IMHO, It’s usually a good sign if we don’t talk about a sponsored service that we daily used because it means that it does the work :)

Also kind reminder, as with every agreement between a group of people, you still can refuse things that you are not comfortable with. Otherwise, it wouldn’t be an agreement. A recent example of that was Docker asking in their sponsoring plan to explicitly document that the docker daemon is required to run images from Dockerhub. That’s a false assumption that I am not ready to endorse.

A sponsoring company that requires marketing content from an OSS project does not show that he cares about open source but that he accepts different kinds of compensation. When I have to provide marketing content, I try to see it as an opportunity to promote the Jenkins project but it’s a distraction from the project goals.

Fortunately enough, most Jenkins infrastructure sponsors don’t fall into this category.

Offering:

Companies sponsor by providing access to their offering in many different ways.
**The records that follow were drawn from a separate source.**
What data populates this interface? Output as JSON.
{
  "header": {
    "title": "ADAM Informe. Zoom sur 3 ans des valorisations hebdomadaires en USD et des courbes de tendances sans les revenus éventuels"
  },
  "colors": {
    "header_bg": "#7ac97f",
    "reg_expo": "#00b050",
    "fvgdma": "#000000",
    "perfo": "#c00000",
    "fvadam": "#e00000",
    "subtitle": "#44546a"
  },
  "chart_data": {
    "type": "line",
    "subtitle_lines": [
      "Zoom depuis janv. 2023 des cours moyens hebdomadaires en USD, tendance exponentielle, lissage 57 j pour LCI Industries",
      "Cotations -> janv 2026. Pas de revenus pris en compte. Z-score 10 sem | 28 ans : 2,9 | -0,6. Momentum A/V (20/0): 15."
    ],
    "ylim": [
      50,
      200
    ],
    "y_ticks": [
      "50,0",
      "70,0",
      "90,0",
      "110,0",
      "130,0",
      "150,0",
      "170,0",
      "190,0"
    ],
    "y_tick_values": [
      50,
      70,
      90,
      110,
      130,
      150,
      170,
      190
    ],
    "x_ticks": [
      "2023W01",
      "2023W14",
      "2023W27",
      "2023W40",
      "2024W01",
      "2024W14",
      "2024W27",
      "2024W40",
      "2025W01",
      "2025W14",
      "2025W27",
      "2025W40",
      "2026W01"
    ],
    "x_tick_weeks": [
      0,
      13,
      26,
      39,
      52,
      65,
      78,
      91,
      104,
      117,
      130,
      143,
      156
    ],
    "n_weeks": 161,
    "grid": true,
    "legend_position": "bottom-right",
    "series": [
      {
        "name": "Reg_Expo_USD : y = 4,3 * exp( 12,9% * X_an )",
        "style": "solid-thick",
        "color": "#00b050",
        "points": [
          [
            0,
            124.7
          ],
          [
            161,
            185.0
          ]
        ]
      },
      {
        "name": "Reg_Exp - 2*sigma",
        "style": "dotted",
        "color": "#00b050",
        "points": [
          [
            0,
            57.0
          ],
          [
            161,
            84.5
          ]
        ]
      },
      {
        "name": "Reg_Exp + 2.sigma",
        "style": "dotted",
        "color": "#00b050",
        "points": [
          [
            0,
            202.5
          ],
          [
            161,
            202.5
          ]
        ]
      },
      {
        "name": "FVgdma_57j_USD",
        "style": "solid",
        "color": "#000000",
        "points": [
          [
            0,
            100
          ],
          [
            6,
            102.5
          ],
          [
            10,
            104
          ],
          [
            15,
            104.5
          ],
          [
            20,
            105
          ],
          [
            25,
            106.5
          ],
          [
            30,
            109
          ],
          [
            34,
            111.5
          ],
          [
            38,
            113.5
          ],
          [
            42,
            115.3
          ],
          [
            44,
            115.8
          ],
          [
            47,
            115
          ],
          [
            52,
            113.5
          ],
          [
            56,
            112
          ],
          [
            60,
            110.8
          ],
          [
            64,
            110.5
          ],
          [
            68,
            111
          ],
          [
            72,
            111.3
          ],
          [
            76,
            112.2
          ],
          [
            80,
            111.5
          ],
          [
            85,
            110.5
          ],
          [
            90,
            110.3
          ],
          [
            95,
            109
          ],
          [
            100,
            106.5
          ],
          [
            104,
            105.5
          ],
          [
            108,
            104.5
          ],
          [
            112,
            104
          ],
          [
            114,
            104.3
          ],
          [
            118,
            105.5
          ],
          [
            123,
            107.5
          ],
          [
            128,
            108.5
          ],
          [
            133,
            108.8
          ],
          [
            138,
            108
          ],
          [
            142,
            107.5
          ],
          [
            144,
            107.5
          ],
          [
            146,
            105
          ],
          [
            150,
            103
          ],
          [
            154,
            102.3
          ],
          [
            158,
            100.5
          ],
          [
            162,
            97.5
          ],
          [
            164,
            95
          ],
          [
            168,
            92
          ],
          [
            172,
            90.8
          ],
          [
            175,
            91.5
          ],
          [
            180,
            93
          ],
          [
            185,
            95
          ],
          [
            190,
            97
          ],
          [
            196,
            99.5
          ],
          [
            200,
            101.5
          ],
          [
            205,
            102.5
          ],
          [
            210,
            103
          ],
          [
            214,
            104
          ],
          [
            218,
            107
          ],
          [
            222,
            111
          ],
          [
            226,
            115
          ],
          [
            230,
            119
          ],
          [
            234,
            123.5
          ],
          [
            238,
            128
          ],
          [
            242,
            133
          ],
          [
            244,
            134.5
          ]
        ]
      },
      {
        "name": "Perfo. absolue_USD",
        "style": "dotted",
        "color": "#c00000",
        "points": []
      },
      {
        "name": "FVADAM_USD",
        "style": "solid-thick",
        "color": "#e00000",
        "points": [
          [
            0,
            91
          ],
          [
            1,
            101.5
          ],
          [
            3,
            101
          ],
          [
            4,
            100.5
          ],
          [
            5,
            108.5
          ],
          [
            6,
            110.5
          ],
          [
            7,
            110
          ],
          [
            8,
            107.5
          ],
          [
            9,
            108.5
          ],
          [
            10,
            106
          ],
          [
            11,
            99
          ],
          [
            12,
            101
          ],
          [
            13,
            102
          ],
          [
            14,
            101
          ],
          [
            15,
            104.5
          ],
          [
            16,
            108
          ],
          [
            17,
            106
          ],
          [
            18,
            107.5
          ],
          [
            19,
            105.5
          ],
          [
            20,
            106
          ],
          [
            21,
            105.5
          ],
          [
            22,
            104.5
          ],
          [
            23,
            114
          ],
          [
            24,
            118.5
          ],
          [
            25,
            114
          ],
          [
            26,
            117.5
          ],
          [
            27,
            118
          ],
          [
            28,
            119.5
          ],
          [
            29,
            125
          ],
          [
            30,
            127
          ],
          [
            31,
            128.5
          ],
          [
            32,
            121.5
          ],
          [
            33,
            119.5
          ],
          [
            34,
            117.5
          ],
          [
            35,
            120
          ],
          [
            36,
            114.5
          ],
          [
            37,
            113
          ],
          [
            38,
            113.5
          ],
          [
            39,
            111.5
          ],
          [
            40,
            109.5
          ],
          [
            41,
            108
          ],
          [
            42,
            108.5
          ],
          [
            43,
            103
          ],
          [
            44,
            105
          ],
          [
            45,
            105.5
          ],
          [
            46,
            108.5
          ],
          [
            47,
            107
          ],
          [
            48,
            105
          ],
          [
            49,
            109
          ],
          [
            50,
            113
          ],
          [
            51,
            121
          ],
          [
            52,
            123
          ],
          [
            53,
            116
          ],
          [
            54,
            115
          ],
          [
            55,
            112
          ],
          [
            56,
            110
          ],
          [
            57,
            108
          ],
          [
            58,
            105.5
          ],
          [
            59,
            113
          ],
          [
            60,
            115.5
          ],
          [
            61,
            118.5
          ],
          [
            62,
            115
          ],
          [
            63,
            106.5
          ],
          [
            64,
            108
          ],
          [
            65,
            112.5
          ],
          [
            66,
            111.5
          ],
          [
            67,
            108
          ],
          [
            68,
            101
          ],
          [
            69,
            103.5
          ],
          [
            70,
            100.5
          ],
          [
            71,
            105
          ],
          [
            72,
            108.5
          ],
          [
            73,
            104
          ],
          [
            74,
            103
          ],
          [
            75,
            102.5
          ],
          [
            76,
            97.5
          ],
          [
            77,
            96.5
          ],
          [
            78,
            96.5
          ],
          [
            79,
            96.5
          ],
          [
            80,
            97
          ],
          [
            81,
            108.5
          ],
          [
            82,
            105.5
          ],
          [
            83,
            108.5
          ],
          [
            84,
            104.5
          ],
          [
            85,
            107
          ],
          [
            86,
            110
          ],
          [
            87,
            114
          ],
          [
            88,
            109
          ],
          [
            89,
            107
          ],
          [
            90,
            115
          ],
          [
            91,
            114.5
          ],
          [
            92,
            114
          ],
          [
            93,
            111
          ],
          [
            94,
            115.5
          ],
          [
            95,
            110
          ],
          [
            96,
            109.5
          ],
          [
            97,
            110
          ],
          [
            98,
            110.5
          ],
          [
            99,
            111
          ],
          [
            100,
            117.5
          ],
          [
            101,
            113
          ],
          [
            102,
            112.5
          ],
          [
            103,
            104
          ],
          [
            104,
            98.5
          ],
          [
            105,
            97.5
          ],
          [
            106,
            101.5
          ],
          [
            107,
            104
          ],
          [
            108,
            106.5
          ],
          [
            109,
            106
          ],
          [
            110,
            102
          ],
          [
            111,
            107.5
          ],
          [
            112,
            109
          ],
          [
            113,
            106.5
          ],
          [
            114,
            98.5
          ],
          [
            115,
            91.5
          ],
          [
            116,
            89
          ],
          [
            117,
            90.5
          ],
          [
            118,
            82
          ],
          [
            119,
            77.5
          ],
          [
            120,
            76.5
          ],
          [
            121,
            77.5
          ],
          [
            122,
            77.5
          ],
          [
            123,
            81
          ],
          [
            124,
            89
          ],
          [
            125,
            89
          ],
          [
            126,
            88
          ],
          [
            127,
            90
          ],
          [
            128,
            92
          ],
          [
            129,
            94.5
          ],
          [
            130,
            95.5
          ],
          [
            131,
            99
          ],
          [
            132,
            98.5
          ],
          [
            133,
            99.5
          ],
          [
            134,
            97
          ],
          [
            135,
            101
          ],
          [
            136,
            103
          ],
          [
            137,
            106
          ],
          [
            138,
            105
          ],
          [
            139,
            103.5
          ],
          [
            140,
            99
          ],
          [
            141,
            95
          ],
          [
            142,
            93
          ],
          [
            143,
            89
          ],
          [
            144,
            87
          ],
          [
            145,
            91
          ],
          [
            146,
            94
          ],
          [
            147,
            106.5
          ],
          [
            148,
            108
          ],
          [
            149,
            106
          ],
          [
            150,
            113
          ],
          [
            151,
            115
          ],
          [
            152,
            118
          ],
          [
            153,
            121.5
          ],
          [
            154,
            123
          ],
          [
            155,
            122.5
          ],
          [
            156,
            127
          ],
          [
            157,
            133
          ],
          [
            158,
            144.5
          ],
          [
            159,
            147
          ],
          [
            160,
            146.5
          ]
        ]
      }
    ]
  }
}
In the first approach, the sponsor doesn’t bother about money, they give you full access to everything for an unlimited or specific amount of time. That’s the easiest scenario but also a dangerous one. You create unknown vendor lock-in with the sponsor. It can be hard to evaluate the cost and you end up using services that you would have not used otherwise because it’s expensive but in your case it’s free so why not using. Then one day, the sponsor priorities change, and instead, they send a bill. It’s not pleasant and forces you to re-evaluate the project prioritizes.

In the second approach, the sponsor gives you a budget that you can use through their services offering. That’s the one I prefer as I know how and why I am using a dedicated service. It’s also valuable information when you do a budget risk assessment. If the sponsoring budget is not high enough, you may struggle during months with a lot of activities like October or March which can be mitigated with a yearly budget.

More globally, it’s important to regularly think about a backup solution, what would happen if sponsoring end abruptly?

! Don’t forget those free services that everybody uses because it’s free. Nothing last forever and they are many examples of this.

One condition that I almost immediately decline is "exclusivity". Some sponsors ask it but an OSS project has huge inertia, with limited access to money. So it usually takes time to switch between different solutions.

Period:

I found this topic the most challenging and the most unpredictable one.

Every sponsorship plan has different rules here. It goes from: "No engagement, the contract can end at any moment" to "We’ll re-evaluate the contract in three years". While I understand that companies don’t want to engage in providing free access to unlimited resources for an unlimited amount of time. On the other side, it can take a significant amount of time to migrate between different solutions. And it’s frustrating to have to replace or remove something that works great just because the sponsor has "budget constraint". They are way more interesting challenges to solve than migrating something that works well.

For each sponsorship plan, I evaluate

  • How useful this sponsorship plan would be for the project

  • What would it cost to the project to use something else?

  • How long will it take for the project to move to something else?

  • How much effort will it take to the project to maintain the sponsoring relation?

  • What is the risk for the sponsor to stop sponsoring?

  • How trustable the sponsor is?

I usually prefer sponsorship contracts that are automatically renewed yearly and longer periods for cloud vendors but it’s not always possible

Conclusion

The Jenkins project has up to 10 years old sponsors and infrastructure evolved a lot since then. Sponsoring companies aren’t evils, many things would not have been possible without them, but they aren’t angels neither. Each sponsorship has an associated hidden cost that you’ll have to pay either today or tomorrow. You’ll better have to identify it today than tomorrow.

Working on the sustainability of an open-source project like Jenkins is challenging, sometimes exhausting, but rewarding.